In this case, one out of two isn't good enough to get the casino into the Wood Village site because both initiatives require voter approval for the gambling hall to go forward.
Secretary of State Kate Brown said the proposed constitutional amendment to allow the private casino failed to get enough valid signatures while a companion statutory proposal for the casino got enough valid signatures.
The news is good for Oregon's tribal casinos, which had worried about competition from a casino so close to the metropolitan Portland area.
Curiously, the initiative that did get enough signatures will still go to the ballot, according to Brown spokesman Don Hamilton. We've got calls in to backers of the Wood Village casino proposal and will update this with their comment.
Matt Rossman, one of the project's two local developers, says he and his business partner Bruce Studer intend to challenge the Secretary of State's signature-validation method in court.

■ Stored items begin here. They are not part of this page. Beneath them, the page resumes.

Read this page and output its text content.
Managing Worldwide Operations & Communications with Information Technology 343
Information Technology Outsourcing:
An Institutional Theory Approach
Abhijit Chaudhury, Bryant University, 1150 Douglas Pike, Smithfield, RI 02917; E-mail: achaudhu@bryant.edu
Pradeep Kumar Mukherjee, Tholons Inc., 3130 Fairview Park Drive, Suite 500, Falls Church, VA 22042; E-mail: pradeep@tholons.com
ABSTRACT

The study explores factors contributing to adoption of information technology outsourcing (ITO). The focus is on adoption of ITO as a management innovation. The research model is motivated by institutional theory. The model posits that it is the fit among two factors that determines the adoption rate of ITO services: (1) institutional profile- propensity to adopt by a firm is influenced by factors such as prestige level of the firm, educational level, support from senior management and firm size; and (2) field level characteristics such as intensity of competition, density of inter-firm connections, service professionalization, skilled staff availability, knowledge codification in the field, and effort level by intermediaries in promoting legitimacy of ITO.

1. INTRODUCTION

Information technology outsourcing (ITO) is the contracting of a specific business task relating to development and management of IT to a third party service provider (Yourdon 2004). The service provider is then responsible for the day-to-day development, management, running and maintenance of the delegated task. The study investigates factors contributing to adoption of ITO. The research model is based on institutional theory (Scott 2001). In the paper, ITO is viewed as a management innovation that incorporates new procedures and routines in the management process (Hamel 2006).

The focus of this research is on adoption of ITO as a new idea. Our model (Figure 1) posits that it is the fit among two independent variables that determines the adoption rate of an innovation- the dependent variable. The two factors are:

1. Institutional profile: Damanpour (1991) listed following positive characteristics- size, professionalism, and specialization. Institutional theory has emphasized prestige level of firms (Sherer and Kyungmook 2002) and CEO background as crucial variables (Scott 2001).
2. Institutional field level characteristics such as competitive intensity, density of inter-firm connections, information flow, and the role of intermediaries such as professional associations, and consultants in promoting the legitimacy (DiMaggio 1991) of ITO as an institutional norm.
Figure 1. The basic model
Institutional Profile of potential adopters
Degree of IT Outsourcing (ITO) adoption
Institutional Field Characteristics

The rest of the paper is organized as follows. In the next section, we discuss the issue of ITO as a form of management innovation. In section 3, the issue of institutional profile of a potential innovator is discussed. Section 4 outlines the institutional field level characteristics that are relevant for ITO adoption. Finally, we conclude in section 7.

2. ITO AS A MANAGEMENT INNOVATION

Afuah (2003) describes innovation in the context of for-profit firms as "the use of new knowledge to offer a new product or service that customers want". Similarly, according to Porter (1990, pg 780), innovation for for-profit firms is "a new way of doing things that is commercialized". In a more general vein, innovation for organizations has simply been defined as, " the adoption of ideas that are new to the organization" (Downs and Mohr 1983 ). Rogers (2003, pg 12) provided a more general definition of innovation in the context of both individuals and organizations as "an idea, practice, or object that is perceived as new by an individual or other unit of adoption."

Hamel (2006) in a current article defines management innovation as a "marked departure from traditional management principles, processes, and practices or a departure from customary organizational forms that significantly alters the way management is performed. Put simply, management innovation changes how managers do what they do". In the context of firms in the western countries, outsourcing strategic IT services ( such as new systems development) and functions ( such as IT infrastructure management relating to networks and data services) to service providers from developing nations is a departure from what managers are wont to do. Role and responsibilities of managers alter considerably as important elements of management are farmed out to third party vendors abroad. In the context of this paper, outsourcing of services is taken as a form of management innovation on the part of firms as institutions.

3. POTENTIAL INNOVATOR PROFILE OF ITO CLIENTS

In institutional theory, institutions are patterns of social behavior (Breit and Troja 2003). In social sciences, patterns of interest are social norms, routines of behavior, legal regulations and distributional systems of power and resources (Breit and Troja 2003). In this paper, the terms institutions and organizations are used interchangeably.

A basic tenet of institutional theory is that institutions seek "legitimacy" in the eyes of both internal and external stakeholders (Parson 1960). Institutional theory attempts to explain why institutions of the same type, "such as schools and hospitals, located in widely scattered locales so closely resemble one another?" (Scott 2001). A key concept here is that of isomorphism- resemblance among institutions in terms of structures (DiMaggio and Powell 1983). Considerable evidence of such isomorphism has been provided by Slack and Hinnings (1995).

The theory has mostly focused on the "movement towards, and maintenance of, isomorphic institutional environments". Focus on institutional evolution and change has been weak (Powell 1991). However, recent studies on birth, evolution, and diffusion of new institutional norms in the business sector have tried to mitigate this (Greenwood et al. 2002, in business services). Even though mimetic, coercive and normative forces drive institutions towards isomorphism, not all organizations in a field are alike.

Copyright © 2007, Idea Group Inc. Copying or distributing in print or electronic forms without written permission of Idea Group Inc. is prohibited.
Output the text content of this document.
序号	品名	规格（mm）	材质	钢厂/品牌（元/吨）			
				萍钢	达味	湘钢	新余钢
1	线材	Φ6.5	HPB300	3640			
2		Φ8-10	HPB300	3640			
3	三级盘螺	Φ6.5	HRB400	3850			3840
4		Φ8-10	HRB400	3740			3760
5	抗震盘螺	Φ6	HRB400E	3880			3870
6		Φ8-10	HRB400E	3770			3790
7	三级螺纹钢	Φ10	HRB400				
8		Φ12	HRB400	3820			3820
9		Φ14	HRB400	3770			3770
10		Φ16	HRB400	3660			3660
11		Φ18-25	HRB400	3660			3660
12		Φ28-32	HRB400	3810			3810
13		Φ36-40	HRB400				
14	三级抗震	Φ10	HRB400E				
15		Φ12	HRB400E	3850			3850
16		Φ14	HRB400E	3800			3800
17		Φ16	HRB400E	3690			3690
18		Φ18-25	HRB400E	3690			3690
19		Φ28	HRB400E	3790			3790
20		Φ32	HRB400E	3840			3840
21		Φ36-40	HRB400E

"We strongly believe it needs to be challenged," Rossman said. "And we will challenge it in the courts."
The proposed constitutional amendment needed 110,358 valid signatures to make the ballot and state elections officials ruled it only got 104,629 valid signatures (a 60.8 percent validity rate of the 172,136 signatures turned in).
The other initiative that did qualify needed only 82,769 valid signatures because it proposes a statutory change—and state elections officials said 82,865 valid signatures were turned in (a 62.6 percent validity rate for the 132,389 signatures turned in for that measure).